Une lutte efficace suppose des connaissances appropriées. Jean-François Régalbuto déplore le manque de formation destiné aux apiculteurs. « J’ai reçu une formation d’agronome, mais j’ai peu appris à l’université, avoue-t-il. Pour apprendre son métier, l’apiculteur québécois doit assister à des colloques et rencontrer les chercheurs. Toutefois, depuis peu, le cégep d’Alma offre une Attestation d’études collégiales qui semble satisfaire les attentes des étudiants. »

Les abeilles-reine
Rustique apiculture est une des trois entreprises québécoises à élever des abeilles-reine pour la reproduction. Chaque année, l’apiculteur de Saint-Camille vend 5 000 de ces abeilles-reine pour la reproduction et 3 000 cellules royales. Dans le premier cas, le producteur s’assure de leur fécondité dans ses propres ruches de développement; dans le second, c’est l’acheteur qui prend le risque du processus de reproduction à partir de la larve. C’est la méthode de propagation génétique la moins rapide. Ce marché fait l’objet d’un intense commerce au Canada alors que le territoire étasunien est inaccessible; il est d’ailleurs trop vaste pour les petits producteurs québécois auxquels on exige des certificats sanitaires. « En fait, explique Jean-François Régalbuto, la barrière est premièrement naturelle. C’est l’écotypage, c’est-à-dire l’adaptation de l’abeille à son environnement. Il y a quelques années, les apiculteurs québécois ont importé un grand nombre d’insectes d’Australie, mais leur rendement s’est avéré insatisfaisant. »

La pollinisation
L’autre grand débouché de l’apiculture, c’est la pollinisation. Cette activité constitue la moitié des revenus des apiculteurs. Plusieurs productions agroalimentaires dépendent de la pollinisation : pommes, concombres, framboises et, tout particulièrement, les bleuets et les canneberges.

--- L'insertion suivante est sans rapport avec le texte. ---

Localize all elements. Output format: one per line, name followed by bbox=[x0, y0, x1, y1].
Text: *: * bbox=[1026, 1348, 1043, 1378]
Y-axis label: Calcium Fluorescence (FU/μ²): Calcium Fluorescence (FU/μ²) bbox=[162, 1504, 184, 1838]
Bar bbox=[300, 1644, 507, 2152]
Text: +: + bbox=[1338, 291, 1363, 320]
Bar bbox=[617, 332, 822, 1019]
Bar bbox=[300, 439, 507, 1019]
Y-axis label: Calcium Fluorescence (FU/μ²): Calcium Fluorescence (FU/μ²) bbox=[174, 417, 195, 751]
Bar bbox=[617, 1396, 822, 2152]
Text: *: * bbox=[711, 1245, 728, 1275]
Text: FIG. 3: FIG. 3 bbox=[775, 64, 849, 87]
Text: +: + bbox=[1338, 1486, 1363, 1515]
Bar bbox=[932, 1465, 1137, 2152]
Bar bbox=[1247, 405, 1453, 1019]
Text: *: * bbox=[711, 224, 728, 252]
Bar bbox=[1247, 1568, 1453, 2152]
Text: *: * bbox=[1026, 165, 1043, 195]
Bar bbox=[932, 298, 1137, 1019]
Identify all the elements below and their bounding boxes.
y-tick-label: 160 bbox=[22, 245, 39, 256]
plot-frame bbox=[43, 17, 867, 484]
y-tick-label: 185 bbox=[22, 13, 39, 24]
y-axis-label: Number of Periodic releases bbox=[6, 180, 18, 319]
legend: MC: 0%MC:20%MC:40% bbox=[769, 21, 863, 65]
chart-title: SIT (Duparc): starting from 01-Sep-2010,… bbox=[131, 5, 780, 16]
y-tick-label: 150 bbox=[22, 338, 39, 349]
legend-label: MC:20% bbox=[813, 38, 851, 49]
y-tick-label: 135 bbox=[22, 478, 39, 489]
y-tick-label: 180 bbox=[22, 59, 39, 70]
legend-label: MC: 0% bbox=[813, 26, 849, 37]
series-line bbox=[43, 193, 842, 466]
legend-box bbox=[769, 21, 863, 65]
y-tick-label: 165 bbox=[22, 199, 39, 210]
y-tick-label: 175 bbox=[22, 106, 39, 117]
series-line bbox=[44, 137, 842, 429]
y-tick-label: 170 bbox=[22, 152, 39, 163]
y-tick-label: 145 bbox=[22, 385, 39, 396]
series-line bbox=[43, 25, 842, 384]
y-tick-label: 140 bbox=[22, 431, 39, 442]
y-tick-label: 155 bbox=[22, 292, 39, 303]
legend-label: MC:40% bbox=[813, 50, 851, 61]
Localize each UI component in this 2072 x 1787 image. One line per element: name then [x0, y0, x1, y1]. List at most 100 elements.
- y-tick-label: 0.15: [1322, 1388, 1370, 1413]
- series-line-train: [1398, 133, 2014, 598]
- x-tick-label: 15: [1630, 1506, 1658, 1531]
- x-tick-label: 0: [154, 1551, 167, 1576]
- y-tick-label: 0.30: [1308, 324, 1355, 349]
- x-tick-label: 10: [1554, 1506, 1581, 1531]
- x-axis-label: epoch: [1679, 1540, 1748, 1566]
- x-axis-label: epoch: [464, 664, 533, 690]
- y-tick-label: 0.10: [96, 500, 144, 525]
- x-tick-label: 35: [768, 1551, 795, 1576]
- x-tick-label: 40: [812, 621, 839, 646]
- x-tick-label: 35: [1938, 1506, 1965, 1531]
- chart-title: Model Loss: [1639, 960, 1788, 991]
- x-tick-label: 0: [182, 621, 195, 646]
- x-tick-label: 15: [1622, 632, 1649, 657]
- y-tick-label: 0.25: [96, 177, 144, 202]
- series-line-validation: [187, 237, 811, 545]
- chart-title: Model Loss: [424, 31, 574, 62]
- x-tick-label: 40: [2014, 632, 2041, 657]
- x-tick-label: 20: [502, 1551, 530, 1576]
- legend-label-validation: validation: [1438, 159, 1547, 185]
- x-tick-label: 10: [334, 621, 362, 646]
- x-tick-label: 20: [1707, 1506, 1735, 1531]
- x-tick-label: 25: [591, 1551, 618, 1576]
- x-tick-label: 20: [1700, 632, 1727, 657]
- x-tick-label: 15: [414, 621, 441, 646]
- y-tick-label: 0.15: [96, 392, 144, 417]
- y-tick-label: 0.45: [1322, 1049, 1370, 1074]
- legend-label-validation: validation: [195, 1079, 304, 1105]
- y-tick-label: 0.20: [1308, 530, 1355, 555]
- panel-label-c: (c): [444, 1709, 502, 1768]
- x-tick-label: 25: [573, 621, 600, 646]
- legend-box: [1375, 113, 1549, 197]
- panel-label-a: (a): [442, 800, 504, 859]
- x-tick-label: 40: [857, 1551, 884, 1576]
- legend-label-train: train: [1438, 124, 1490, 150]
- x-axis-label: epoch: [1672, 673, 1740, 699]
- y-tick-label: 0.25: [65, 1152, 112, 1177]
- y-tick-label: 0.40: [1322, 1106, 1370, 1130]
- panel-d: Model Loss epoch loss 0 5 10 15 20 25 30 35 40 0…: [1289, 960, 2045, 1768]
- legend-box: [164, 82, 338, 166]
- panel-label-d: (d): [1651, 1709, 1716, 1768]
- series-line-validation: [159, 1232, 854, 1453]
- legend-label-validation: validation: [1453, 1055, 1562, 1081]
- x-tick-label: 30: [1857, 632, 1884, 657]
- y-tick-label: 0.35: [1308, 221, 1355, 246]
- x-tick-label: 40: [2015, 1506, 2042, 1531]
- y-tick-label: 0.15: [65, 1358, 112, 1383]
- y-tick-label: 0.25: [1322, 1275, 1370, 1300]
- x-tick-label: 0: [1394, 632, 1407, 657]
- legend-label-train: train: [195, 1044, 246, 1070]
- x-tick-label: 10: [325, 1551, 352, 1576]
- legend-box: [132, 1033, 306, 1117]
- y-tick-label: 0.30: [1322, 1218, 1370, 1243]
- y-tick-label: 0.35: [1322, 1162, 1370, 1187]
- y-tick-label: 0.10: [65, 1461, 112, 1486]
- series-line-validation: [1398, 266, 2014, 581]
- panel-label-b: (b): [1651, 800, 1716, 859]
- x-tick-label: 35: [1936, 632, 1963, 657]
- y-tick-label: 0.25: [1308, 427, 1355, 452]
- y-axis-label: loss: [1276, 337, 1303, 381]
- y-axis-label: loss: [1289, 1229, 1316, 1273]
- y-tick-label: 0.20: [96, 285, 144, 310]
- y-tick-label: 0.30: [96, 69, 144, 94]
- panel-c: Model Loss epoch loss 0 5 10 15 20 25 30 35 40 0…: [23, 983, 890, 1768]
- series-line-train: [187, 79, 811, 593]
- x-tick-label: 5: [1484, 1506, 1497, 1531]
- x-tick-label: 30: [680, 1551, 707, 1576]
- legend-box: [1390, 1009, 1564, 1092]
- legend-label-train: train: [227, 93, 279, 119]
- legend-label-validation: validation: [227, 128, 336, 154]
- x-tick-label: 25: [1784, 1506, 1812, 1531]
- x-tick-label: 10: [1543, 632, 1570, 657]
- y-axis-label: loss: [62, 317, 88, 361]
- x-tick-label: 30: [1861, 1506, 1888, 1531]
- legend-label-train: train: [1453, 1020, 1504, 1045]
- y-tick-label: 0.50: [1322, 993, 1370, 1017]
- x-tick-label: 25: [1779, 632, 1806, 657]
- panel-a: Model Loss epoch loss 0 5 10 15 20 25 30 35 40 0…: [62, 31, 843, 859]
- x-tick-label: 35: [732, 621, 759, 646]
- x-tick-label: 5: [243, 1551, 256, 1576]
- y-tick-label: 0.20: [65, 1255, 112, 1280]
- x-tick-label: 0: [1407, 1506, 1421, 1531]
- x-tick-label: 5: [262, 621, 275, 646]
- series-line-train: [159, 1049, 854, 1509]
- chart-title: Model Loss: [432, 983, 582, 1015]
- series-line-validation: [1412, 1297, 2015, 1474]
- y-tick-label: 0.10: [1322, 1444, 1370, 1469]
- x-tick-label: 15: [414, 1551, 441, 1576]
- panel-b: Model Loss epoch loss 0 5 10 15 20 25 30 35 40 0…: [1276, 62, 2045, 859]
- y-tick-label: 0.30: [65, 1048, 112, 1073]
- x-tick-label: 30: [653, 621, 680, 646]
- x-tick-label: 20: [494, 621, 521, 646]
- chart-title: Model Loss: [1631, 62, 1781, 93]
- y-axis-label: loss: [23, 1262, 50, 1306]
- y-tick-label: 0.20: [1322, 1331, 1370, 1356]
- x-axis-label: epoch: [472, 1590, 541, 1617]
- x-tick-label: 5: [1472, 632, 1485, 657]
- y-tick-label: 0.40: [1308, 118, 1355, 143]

En fait, quarante pour cent des aliments qui apparaissent sur nos tables nécessitent le concours des abeilles. Chaque année, 25 000 ruches prennent la route du Lac-Saint-Jean, au coût d’environ 125 $ par ruche, pour la pollinisation des bleuetières. La pollinisation améliore beaucoup les rendements. Chaque plant de bleuets possède huit fleurs. Sans pollinisation, on obtient un ou deux fruits. Grâce aux abeilles butineuses, le plant en donne huit. De plus, les fruits, bleuets, pommes, etc., sont plus gros et plus beaux. Une large partie de la flore dépend de la pollinisation. Les arbres feuillus, érable, noisetier, tilleul, etc. en ont besoin pour se reproduire.

Les prédateurs
Outre les maladies, plusieurs prédateurs s’attaquent aux abeilles. Ce sont les oiseaux — mésanges, tyrans, etc. —, qui gobent les abeilles en plein vol, et la mouffette et le raton-laveur qui endommagent les ruchers. L’ours est le plus destructeur de ces prédateurs. De plus en plus présent partout au Québec, il peut dévaster totalement une ruche pour se gaver de larves et d’abeilles, une source abondante de protéines.

Autres usages
La tradition prête au miel diverses vertus. La médecine moderne lui reconnaît des propriétés bénéfiques. Le miel et la gelée royale possèdent des qualités thérapeutiques. La cire certifiée sans pesticide permet de fabriquer un onguent antibactérien pour les grands brûlés qui dépassent en efficacité les crèmes antibiotiques. En Europe, le venin est utilisé pour lutter contre certaines maladies comme l’arthrite, le rhumatisme et le traitement des bursites.